The AI Attribution Error
If an AI produces something useful it's because of your own skill in model choice, prompting, and steering. If not, it's because the model is a useless lying machine that can't follow directions.
Cite this post: Turner, S.D. (2025, December 28). The AI Attribution Error. Paired Ends. https://doi.org/10.59350/c3gt8-9h659
The fundamental attribution error
Earlier this year I learned of the fundamental attribution error. This is our tendency to blame others’ bad actions or poor decisions on their character, while we excuse our own by pointing to circumstance. I cut that guy off in traffic because I’m late for work. He cut me off because he’s a moron.
Or the inverse — we attribute our own positive outcomes to our own character, and others’ positive outcomes to situation. I arrived on time to work because I take my job seriously. He arrived on time because it’s his job.
The parental attribution error (Chris Williamson)
By extension, I recently learned of the parental attribution error.
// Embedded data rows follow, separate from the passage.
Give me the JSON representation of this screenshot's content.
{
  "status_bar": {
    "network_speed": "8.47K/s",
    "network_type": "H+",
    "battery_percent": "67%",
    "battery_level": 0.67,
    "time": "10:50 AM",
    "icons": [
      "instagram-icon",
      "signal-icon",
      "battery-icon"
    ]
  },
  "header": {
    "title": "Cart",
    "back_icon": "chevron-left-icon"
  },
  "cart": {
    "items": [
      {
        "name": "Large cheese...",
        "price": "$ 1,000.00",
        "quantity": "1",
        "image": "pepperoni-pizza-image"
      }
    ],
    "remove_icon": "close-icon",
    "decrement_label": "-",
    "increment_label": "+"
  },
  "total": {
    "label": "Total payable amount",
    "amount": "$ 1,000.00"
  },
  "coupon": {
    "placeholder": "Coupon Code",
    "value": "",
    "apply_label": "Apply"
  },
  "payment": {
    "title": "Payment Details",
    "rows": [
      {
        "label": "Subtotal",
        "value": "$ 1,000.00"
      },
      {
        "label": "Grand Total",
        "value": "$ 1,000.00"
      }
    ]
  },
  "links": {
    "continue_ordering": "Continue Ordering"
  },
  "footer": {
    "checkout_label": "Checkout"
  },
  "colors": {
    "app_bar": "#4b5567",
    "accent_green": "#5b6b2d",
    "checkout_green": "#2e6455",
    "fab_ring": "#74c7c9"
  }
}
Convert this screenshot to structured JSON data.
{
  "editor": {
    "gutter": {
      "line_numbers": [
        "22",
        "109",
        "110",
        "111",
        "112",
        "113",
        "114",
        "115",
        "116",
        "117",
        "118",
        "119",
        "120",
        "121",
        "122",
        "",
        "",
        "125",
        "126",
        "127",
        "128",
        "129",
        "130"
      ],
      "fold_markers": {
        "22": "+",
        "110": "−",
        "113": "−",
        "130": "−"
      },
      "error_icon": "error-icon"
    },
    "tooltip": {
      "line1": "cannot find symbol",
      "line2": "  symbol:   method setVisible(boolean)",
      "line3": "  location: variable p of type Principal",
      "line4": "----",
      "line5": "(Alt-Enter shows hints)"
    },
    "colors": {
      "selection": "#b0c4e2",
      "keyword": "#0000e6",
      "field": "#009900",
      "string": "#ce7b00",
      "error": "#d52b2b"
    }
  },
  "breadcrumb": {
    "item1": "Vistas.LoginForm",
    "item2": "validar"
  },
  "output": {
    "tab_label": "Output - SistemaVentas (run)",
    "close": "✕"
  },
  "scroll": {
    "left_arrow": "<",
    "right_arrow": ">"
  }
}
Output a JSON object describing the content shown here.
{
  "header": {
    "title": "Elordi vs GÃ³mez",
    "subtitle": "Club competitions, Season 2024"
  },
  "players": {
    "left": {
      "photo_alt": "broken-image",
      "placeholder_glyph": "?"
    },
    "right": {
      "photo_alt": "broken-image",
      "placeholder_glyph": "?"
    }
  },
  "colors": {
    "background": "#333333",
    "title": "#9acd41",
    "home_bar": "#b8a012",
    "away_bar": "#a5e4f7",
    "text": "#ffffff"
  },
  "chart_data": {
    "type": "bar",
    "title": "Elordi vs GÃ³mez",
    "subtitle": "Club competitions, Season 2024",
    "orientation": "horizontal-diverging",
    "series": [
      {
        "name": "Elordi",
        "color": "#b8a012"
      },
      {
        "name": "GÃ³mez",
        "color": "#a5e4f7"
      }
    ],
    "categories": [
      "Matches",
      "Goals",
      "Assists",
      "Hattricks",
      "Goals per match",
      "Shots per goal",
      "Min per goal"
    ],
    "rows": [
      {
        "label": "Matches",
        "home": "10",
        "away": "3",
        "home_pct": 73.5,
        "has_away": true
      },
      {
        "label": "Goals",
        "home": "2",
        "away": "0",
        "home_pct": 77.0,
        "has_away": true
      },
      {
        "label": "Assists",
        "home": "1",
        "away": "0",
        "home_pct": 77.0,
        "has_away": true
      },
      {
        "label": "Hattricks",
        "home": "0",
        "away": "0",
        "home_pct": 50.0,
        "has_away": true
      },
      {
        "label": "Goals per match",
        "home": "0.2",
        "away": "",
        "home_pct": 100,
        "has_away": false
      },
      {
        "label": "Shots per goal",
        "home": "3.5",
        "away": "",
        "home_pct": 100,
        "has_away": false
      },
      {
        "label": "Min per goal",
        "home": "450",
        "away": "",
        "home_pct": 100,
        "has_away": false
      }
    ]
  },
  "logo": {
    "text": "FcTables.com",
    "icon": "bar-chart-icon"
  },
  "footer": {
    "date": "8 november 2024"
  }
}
This is when we attribute our own problems to our upbringing while claiming that our strengths are ours alone. As recently described by Chris Williamson on Modern Wisdom:
You blame your parents for pushing you too hard in school, convinced that it made you perfectionistic and neurotic, but when was the last time that you acknowledged that same pressure gave you ambition and discipline and drive? You point to a childhood where mistakes weren’t tolerated as the reason that you fear failure, but what about your meticulousness, your standards, your refusal to phone it in? You complained that no one ever asked you what you wanted growing up, but could that also be why you’re so tuned in to what everyone else needs? You say your low self-worth comes from never being praised, but isn’t that the same fuel that makes you outwork everyone around you? You trace your conflict avoidance back to all of the shouting at home, but isn’t that also where your talent for de-escalation and emotional radar came from? You chalk up your hyper-independence to not being able to trust anyone, but isn’t that also what made you capable, adaptable, and calm under pressure? You say you’re emotionally guarded because no one took your feelings seriously, but isn’t that also why you’re steady when the people around you fall apart? You’ve labeled yourself a people-pleaser because you had to keep the peace at home, but maybe that’s also where your social fluency and emotional intelligence were born. You blame your poor boundaries on parents who didn’t respect yours, but isn’t that also why you’re so careful not to cross anyone else’s? You say your fear of being a burden comes from being treated like one, but isn’t that the same fear that now makes you reliable, disciplined and impossible to disappoint. You attribute your sensitivity to criticism to all of the judgment that you grew up with, but that is also what makes you thoughtful, receptive, and serious about getting better. You say your nervous system never relaxes because your home was unpredictable, but isn’t that also why you’re perceptive, quick thinking and never caught off guard? […] Your sharp edges didn’t appear out of nowhere. They’re often the byproduct of something useful.
The corporate attribution error (Cat Hicks)
This week I came across an essay from back in 2024 by Cat Hicks on the Corporate Attribution Error — confidently crediting big, real-world outcomes to a company’s intentional initiatives while underweighting (or ignoring) broader environmental and situational causes and the thinness of the evidence.
Corporate Attribution Error is what happens when a business (or anyone channeling the voice of The Business Narrative–so this could be a leader, a consultant, a spokesperson, a manager, an IC, your own mind talking to you inside of your own skull, it doesn’t really matter who it is, this describes an argument not a person, and I do not like the We Are So Smart And They Are So Stupid Exceptionalism that dominates many conversations about humanity in the workplace, so I won’t indulge it here) illogically and systematically attributes a large observed outcome in the world to the intentional and planned initiative of a business.
The AI attribution error
By extension, I’m making up a new term: the AI attribution error. It is the habit of telling a self-serving causal story about AI results, where wins get attributed to our own competence (I chose the right model, I crafted the perfect prompt, I contributed with the right “steering”) and losses get attributed to the tool’s incompetence (this AI is garbage), rather than to the joint system that produced the outcome.
In practice, it turns every interaction into a little attribution game. If the output lands, we treat it like proof of skill: I know how to use these tools. If it misses, we treat it like proof of defect: the model hallucinates, it cannot follow directions, it is a useless lying machine. But most outputs, good or bad, are not clean evidence for either story. They are a multivariate product of what we asked for, what we left out, how ambiguous the task was, whether we provided the right constraints and examples, whether we verified anything, and what the model can reasonably infer from limited context.
What makes it an error is not that models are reliable, or that prompting is irrelevant. It is that the narrative collapses a messy process into a flattering explanation on the way up and a scapegoat on the way down. If you want to think about it more honestly, the question is rarely “is this model good or bad?” and more often “did I set up the conditions where success was likely, and did I test the result in a way that would catch failure?”